Whether that should be done with memcpy, as Alan does, or by exposing
some more abstract backup/restore functions from iov_iter.c is a matter
of taste.  I'm happy to accept the call of someone more maintainer-ish
on that.

> Al Viro identified more inconsistencies within the error-paths that deal
> with EFAULT in the whole area (in and around skb_copy_and_csum_datagram()).

Was this in some other thread?  The only other discussion I see of that
function in the "PROBLEM: network data corruption..." thread is around
this patch https://patchwork.kernel.org/patch/9245023/ , which as Al
says was just a diagnostic patch -- it intentionally doesn't handle the
multiple-vector case.

It seems like the EFAULT case in skb_copy_and_csum_datagram() would
indicate that the iov_iter code ran out of room to copy the current
message, even though it's checked for that room at datagram.c:738.
Which I guess is possible -- there could be some non-obvious counting
error in the iov_inter.c macros.  But, at least in the UDP cases, it
wouldn't trigger the same problem as a checksum failure -- the EFAULT
gets returned to the caller in that case, and the buffer isn't meant
to be valid.  It's only in the checksum case that we retry underneath
the udp_recvmsg() covers, and end up returning the supposedly-rejected data.

>
> As for fixing the issue: I'm happy to test and review patches. 
> The trouble is that nobody seem to be able to produce them...

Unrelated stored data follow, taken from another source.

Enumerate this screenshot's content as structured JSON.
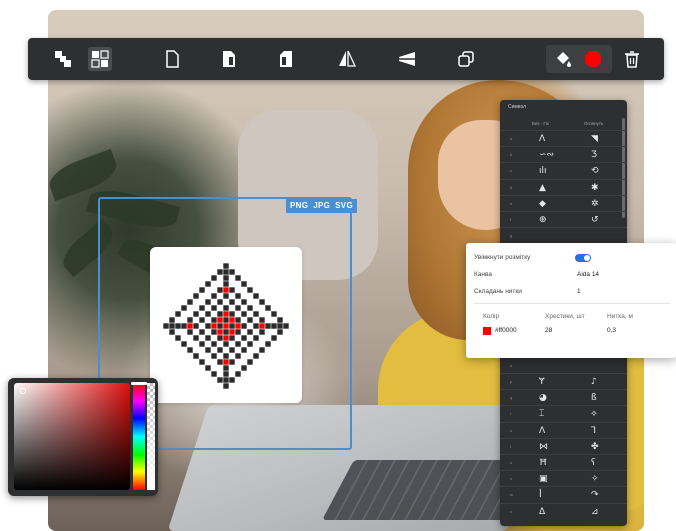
{
  "toolbar": {
    "buttons": [
      {
        "name": "tool-select-pattern",
        "icon": "diagonal-squares-icon",
        "active": false
      },
      {
        "name": "tool-select-inverse",
        "icon": "diagonal-squares-outline-icon",
        "active": true
      },
      {
        "name": "new-page",
        "icon": "page-icon"
      },
      {
        "name": "page-right",
        "icon": "page-half-right-icon"
      },
      {
        "name": "page-left",
        "icon": "page-half-left-icon"
      },
      {
        "name": "mirror",
        "icon": "mirror-triangles-icon"
      },
      {
        "name": "perspective",
        "icon": "perspective-icon"
      },
      {
        "name": "duplicate",
        "icon": "duplicate-icon"
      },
      {
        "name": "fill",
        "icon": "paint-bucket-icon"
      },
      {
        "name": "fill-color",
        "icon": "red-octagon-icon"
      },
      {
        "name": "delete",
        "icon": "trash-icon"
      }
    ],
    "fill_color": "#ff0000"
  },
  "export_formats": [
    "PNG",
    "JPG",
    "SVG"
  ],
  "accent_color": "#4a8fd4",
  "symbols_panel": {
    "title": "Символ",
    "header_a": "Без · Гік",
    "header_b": "Оглянуть",
    "rows": [
      {
        "idx": "a",
        "a": "ᐱ",
        "b": "◥"
      },
      {
        "idx": "b",
        "a": "∽∾",
        "b": "Ʒ"
      },
      {
        "idx": "c",
        "a": "ılı",
        "b": "⟲"
      },
      {
        "idx": "d",
        "a": "▲",
        "b": "✱"
      },
      {
        "idx": "e",
        "a": "◆",
        "b": "✲"
      },
      {
        "idx": "f",
        "a": "⊕",
        "b": "↺"
      },
      {
        "idx": "g",
        "a": "",
        "b": ""
      },
      {
        "idx": "h",
        "a": "",
        "b": ""
      },
      {
        "idx": "i",
        "a": "",
        "b": ""
      },
      {
        "idx": "j",
        "a": "",
        "b": ""
      },
      {
        "idx": "k",
        "a": "",
        "b": ""
      },
      {
        "idx": "l",
        "a": "",
        "b": ""
      },
      {
        "idx": "m",
        "a": "",
        "b": ""
      },
      {
        "idx": "n",
        "a": "",
        "b": ""
      },
      {
        "idx": "o",
        "a": "",
        "b": ""
      },
      {
        "idx": "p",
        "a": "Ɏ",
        "b": "♪"
      },
      {
        "idx": "q",
        "a": "◕",
        "b": "ß"
      },
      {
        "idx": "r",
        "a": "⌶",
        "b": "⟡"
      },
      {
        "idx": "s",
        "a": "ᐱ",
        "b": "ꓶ"
      },
      {
        "idx": "t",
        "a": "⋈",
        "b": "✤"
      },
      {
        "idx": "u",
        "a": "Ħ",
        "b": "ʕ"
      },
      {
        "idx": "v",
        "a": "▣",
        "b": "✧"
      },
      {
        "idx": "w",
        "a": "ꟾ",
        "b": "↷"
      },
      {
        "idx": "x",
        "a": "ᐃ",
        "b": "⊿"
      }
    ]
  },
  "settings": {
    "show_grid_label": "Увімкнути розмітку",
    "show_grid_on": true,
    "canvas_label": "Канва",
    "canvas_value": "Aida 14",
    "threads_label": "Складань нитки",
    "threads_value": "1",
    "table": {
      "col_color": "Колір",
      "col_stitches": "Хрестики, шт",
      "col_thread": "Нитка, м",
      "swatch_color": "#ff0000",
      "color_value": "#ff0000",
      "stitches_value": "28",
      "thread_value": "0,3"
    }
  }
}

Sorry -- is the trouble you're talking about here that no-one's produced
a patch, or that we don't have a reproduction of the problem?  I don't
think either is true.

The test program I'd attached to my first mail reliably reproduces
the UDP version of the problem.  It's pretty simple: listen on a UDP
port (using loopback, so that there's no hardware csum offload), use a
raw socket to send a datagram with a bad UDP checksum, then send a good
datagram, and then finally read from the socket.  On post-3.19 kernels,
you always get the contents of the bad packet at the start of the user
buffer: 

# bin/csumtestn 69
listening on port 47193
recvmsg returned 9 bytes: BAD DATABAD DATABAD DATABAD DATABAD DATABAD DATABAD 
DATABAD DATABAD DGood data

After Alan's patch, the good packet's contents are at the start of the
buffer, where they belong:

# bin/csumtestn 69
listening on port 54620
recvmsg returned 9 bytes: Good dataAD DATABAD DATABAD DATABAD DATABAD DATABAD 
DATABAD DATABAD D

So functionally, I believe that Alan's patch does the trick.  I haven't
actually tested it on UDP6, but a similar test should work there.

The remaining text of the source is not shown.